Incidentally, that Wrap interview with Edgerton is pretty bizarre for a few reasons. He says he wasn’t able to ask direct questions about his cast’s sexuality, but that with Hedges “there was an ‘I don’t know’ situation.” So how did he know that Hedges didn’t know? He also says, presumably speaking from the point of view of a straight actor, that despite having played a gay character in the past, he doesn’t know if he’d be allowed to do so today. “Would people let us?” he wonders after having made reference to social media platforms like Twitter advancing the representation agenda, which asks that queer actors play queer characters. But the thing is that—and here’s a spoiler for a title card that comes on the screen between the end of the film and its closing credits—the former Love in Action executive director and instructor of Conley on which Edgerton’s character is based, John Smid, married a man in 2014 after leaving the organization in 2008 (Love in Action officially closed in 2012). That means, in fact, Edgerton does play a gay man in this movie, just a closeted one. This is just to say that I just don’t have a lot of faith in Edgerton knowing what he’s talking about or his ability to make an adequately complex movie about queer experience.
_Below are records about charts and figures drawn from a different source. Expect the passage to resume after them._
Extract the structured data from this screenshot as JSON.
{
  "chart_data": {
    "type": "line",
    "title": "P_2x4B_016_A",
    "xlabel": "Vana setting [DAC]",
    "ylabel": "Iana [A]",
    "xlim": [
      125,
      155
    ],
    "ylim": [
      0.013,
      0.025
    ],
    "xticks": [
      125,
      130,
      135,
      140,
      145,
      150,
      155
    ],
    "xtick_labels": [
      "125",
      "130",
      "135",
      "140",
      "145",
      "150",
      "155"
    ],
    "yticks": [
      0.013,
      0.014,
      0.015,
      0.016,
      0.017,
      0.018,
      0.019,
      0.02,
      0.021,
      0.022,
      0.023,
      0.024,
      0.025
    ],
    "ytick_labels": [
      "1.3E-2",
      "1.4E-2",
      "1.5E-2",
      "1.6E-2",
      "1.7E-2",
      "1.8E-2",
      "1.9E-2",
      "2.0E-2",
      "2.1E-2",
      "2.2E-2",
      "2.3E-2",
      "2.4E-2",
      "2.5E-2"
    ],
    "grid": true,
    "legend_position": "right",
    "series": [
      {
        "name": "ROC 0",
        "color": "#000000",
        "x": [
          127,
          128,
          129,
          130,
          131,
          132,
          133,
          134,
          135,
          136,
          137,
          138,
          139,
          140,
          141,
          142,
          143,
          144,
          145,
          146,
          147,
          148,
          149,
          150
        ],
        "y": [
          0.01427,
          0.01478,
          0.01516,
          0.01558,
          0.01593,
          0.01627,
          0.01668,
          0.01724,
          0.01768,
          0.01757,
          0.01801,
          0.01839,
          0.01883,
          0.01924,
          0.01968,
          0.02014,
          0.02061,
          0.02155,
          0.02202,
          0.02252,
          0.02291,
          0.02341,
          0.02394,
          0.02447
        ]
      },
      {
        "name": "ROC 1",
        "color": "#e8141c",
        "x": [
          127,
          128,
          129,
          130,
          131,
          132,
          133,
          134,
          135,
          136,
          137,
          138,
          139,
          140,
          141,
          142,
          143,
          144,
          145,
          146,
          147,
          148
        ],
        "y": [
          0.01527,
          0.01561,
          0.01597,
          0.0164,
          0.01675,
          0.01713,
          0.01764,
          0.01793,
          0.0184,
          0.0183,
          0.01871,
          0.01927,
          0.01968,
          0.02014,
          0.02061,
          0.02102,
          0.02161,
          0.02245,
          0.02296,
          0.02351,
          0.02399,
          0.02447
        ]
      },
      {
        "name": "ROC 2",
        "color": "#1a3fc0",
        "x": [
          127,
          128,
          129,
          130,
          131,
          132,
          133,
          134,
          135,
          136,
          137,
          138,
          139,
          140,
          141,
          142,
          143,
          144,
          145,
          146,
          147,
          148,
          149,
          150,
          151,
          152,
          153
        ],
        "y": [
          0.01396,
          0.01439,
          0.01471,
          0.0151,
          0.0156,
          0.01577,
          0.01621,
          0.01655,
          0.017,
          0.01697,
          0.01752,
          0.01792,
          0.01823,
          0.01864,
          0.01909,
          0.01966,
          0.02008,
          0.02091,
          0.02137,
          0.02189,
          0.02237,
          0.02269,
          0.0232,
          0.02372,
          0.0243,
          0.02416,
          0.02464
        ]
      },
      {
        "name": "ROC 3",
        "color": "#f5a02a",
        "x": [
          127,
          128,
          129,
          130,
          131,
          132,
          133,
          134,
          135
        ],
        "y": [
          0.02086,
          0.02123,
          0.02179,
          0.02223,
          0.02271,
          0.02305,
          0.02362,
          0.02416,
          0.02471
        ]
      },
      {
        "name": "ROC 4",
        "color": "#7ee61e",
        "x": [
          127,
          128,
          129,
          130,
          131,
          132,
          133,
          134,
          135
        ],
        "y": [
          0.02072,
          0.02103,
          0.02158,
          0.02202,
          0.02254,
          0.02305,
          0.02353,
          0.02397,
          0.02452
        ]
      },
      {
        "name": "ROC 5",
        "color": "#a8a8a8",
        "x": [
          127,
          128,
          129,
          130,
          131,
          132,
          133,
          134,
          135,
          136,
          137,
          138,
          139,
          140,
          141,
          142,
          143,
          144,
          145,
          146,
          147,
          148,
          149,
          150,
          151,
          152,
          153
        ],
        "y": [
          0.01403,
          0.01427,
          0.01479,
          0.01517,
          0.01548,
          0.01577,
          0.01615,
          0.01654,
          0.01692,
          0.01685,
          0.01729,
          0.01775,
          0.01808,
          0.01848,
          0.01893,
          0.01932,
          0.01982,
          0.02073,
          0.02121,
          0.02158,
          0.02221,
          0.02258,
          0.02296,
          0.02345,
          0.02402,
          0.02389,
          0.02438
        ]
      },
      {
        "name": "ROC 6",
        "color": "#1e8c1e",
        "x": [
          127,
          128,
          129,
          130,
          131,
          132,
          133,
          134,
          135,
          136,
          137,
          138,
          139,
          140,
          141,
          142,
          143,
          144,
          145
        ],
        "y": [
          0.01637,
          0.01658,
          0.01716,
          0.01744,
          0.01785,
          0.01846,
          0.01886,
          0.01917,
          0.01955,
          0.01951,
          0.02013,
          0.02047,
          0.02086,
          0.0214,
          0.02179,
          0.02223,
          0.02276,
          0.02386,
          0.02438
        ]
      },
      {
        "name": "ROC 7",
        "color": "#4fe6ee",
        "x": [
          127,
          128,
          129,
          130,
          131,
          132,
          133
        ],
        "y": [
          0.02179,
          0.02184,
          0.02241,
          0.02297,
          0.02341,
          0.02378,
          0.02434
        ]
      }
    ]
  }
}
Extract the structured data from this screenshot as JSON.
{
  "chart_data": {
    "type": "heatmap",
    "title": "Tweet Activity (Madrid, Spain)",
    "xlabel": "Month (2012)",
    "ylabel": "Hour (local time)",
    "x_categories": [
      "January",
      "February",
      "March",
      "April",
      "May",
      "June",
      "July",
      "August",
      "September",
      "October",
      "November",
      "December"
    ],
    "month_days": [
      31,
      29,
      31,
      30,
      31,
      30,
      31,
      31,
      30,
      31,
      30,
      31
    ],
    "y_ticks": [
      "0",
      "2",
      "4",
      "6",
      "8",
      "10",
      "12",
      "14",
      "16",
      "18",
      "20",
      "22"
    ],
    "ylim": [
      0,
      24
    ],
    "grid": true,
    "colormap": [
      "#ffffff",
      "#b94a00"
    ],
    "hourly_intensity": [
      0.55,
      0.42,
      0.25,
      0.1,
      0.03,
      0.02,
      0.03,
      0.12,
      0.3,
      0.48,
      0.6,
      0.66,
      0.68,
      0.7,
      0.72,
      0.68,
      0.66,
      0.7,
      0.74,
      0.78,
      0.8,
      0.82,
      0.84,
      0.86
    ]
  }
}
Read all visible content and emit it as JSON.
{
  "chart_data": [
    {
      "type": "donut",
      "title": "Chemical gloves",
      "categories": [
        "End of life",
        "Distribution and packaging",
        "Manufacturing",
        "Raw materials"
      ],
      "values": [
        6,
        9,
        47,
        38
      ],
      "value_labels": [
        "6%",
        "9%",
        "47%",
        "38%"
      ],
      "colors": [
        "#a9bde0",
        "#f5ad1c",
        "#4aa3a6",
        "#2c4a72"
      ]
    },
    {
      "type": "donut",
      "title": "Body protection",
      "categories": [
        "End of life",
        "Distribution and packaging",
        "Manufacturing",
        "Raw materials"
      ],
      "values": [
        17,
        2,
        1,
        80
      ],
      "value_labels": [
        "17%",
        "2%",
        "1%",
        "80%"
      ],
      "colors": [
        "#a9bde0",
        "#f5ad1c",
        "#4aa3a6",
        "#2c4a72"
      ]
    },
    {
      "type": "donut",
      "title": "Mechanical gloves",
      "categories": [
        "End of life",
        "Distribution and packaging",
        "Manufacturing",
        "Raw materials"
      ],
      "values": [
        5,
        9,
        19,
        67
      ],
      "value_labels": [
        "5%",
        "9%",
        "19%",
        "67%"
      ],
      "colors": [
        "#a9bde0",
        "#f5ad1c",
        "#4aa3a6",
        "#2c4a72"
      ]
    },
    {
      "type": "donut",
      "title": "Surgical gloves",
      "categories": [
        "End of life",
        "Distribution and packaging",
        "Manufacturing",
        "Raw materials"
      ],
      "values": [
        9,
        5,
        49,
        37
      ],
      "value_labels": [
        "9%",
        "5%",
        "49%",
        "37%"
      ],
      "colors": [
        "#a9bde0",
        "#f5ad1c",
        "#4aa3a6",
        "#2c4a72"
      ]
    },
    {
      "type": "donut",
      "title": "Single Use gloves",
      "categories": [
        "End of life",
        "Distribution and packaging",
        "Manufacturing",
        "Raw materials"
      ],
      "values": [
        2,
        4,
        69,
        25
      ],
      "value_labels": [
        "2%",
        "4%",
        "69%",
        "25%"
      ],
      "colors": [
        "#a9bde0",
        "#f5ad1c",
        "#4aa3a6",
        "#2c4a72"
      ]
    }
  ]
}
In fact, a movie about Smid in his gay-exorcizing heyday would be fascinating. How much of his own bullshit did he believe? What did his struggles look like? What did his sex life look like? Did he really think taking a scientific approach to pseudo-science would end well for anyone? To my knowledge, that story has yet to be told in any mainstream venue, and while it would be a challenge in virtually every capacity, it’s one audiences deserve to be offered, whether or not they’re up for it.


Boy Erased hits theaters on November 2.